Victoria rules out mandatory fuel price reporting scheme, calls on councils to attract greater competition

The inquiry recommended regional councils encourage new fuel players to enter the market.

The inquiry recommended regional councils encourage new fuel players to enter the market.

A MANDATORY fuel price reporting scheme has been ruled out for Victoria, with the state to instead focus on encouraging more fuel discounters into regional areas and promoting the RACV’s fuel price app.

The parliament’s economic, education, jobs and skills committee released a report on Tuesday following its inquiry into fuel prices in regional Victoria.

It found that fuel prices in Bendigo were actually below Melbourne from 2013 to 2016, but increased significantly in 2017.

The average fuel price remained higher in Bendigo than in Ballarat, Geelong, Shepparton, Wodonga and Warrnambool, but was cheaper than Mildura and Warrnambool.

Related: APCO scathing of players behind regional Victorian fuel market

While mandatory reporting schemes are already operating in New South Wales, Western Australia and the Northern Territory, the committee found they had failed to reduce prices in regional areas.

The committee instead suggested that regional councils should actively encourage new fuel retailers to their area in order to boost competition.

A new United petrol station was recently proposed for land on the Midland Highway in Epsom, opposite Bunnings.

The Australian Competition and Consumer Commission’s Matthew Schroder told the inquiry that councils needed to make it easier for fuel discounters to set up.

“In some cases we have heard – this is not specific to Victoria – that it is very hard to get prime sites for land for new service stations,” he said.

“So that will be one of the things: to not prevent competition.”

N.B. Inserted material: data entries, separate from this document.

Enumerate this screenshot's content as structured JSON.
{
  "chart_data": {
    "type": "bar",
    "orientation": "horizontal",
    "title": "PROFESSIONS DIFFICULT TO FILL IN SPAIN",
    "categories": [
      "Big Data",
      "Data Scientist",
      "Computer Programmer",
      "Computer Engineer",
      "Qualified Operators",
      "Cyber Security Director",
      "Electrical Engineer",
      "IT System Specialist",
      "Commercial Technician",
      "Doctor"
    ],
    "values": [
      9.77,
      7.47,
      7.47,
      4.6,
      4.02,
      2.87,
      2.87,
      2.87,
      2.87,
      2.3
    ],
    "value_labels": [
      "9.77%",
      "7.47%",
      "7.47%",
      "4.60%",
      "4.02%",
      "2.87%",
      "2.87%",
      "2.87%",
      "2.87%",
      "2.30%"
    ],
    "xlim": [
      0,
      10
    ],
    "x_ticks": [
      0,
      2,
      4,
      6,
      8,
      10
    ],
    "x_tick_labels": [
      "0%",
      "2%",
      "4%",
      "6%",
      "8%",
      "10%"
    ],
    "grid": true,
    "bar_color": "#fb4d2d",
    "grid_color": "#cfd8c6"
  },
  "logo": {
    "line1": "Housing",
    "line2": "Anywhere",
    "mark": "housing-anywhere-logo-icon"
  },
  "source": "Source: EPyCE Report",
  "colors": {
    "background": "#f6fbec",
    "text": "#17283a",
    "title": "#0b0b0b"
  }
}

The committee’s chair Nazih Elasmar said there were limited measures the state government could take to improve fuel affordability in regional Victoria, but believed increased awareness of fuel price apps would be a good start.

“The committee supports the use of fuel price apps to improve the information available to regional Victorians when choosing when and where to purchase fuel,” he said.

“It also favours other measures to stimulate competition in regional fuel markets such as reviewing planning policies to encourage the entry of new independent retailers or fuel discounters.”

Smaller towns usually face greater price pressure than larger towns, the report found.

Mark Naish, of Kyneton, told the committee that the town’s two petrol stations almost always displayed the same price, which was considerably higher than Bendigo and Melbourne.

“It is not unusual for the price of LPG in Kyneton to be up to 15 cents per Litre higher than city prices, and up to 10 cents per Litre higher than Bendigo prices, or, for that matter, surrounding large towns,” he said.

“There also seems to be no competition between the two service stations even though they are sited opposite each other.

“There has been very little movement in fuel prices over the past five years or more. As a consequence of this, I simply refuse to fill my vehicles from either petrol/LPG stations in Kyneton, preferring to fill when opportunity presents itself at other service stations.”

The difference between prices in Melbourne and regional Victoria had decreased in the past two years. The average difference is 0.7 cents per litre.

The committee also recommended smaller communities look at community-owned petrol stations, like in Kaniva near the South Australian border.